ICYMI: Washington Post: ‘A major Trump donor’s company got a 3 percent government-backed pandemic loan. It sells title loans at a 350 percent rate.’ 

WASHINGTON, D.C.The Washington Post is reporting that Wellshire Financial Services, part of a multi-state title loan business run by major Trump donor Rod Aycox, received a $25 million low-interest loan from the Federal Reserve’s Main Street Lending Program (MSLP). While Wellshire’s five-year MSLP loan came with a 3.15 percent interest rate, the loans it dishes out to consumers can come as high as 350 percent annually.  

“This money was meant to help Main Street businesses stay above water during the pandemic, not to bail out predatory lenders that charge vulnerable Americans triple digit interest rates during a pandemic. If the Trump administration thinks the high-cost lending industry deserves a taxpayer-backed loan, it should come with the same 300% interest rate theose companies charge consumers,” said Kyle Herrig, president of Accountable.US, the government watchdog group behind COVIDBailoutTracker.org.

“The administration owes an explanation for why one of the few businesses this massive program happened to help is a prolific predatory lender that has done absolutely nothing to help struggling Americans or the economy.” 

Rod Aycox is a member of Accountable.US project Allied Progress’ “Payday Lender Hall of Shame” for his troubling history. In addition to contributing over $1.7 million to Trump’s political committees and inauguration, Aycox settled a wrongful death lawsuit after a repossession agent hired by the company shot and killed a borrower while trying to seize his vehicle.  
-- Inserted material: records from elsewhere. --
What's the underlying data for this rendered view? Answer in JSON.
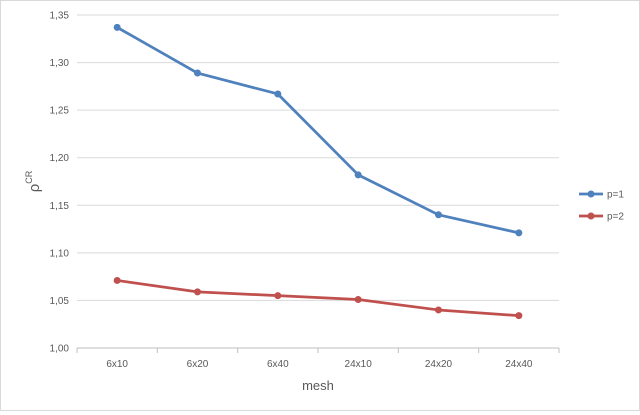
{
  "chart_data": {
    "type": "line",
    "title": "",
    "xlabel": "mesh",
    "ylabel": "ρ",
    "ylabel_superscript": "CR",
    "categories": [
      "6x10",
      "6x20",
      "6x40",
      "24x10",
      "24x20",
      "24x40"
    ],
    "series": [
      {
        "name": "p=1",
        "color": "#4f81bd",
        "values": [
          1.337,
          1.289,
          1.267,
          1.182,
          1.14,
          1.121
        ]
      },
      {
        "name": "p=2",
        "color": "#c0504d",
        "values": [
          1.071,
          1.059,
          1.055,
          1.051,
          1.04,
          1.034
        ]
      }
    ],
    "ylim": [
      1.0,
      1.35
    ],
    "yticks": [
      "1,00",
      "1,05",
      "1,10",
      "1,15",
      "1,20",
      "1,25",
      "1,30",
      "1,35"
    ],
    "grid": "horizontal",
    "legend_position": "right",
    "colors": {
      "gridline": "#d9d9d9",
      "axis": "#bfbfbf",
      "text": "#595959"
    }
  }
}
KEY POINTS FROM THE WASHINGTON POST:  

  • “A company owned by a major donor to President Trump that operates auto-title loan stores with names such as LoanStar and Moneymax secured a $25 million low-interest loan from a government pandemic aid program, using what consumer advocates describe as a loophole to a rule designed to prevent most lenders from getting this federal help.”
     
  • “Loans to consumers at Wellshire’s auto-title loan stores can carry a 350 percent annual rate, thanks to high fees and interest supercharging the cost of borrowing, according to corporate disclosure documents.”
     
  • “One of Aycox’s stores, LoanStar, which has dozens of branches in Texas, notes that someone taking out a $1,200 loan, secured by a vehicle as collateral, needs to pay back $1,589.97 within one month or potentially lose their vehicle. That works out to a 352.24 percent annual credit cost.”
     
  • “Last year, the auto-title lending industry — along with payday lenders — scored a major victory when the Trump administration’s Consumer Financial Protection Bureau proposed delaying a rule that would force these lenders to scrutinize whether borrowers can actually afford to pay back the loans.”
     
  • “The Main Street Lending program has made loans to just 420 companies worth a total of $4.1 billion through the end of October, leading to criticism that it has been slow to help businesses — and, along with the other stimulus programs passed by Congress, has failed to provide enough help to people hurt economically by the pandemic.”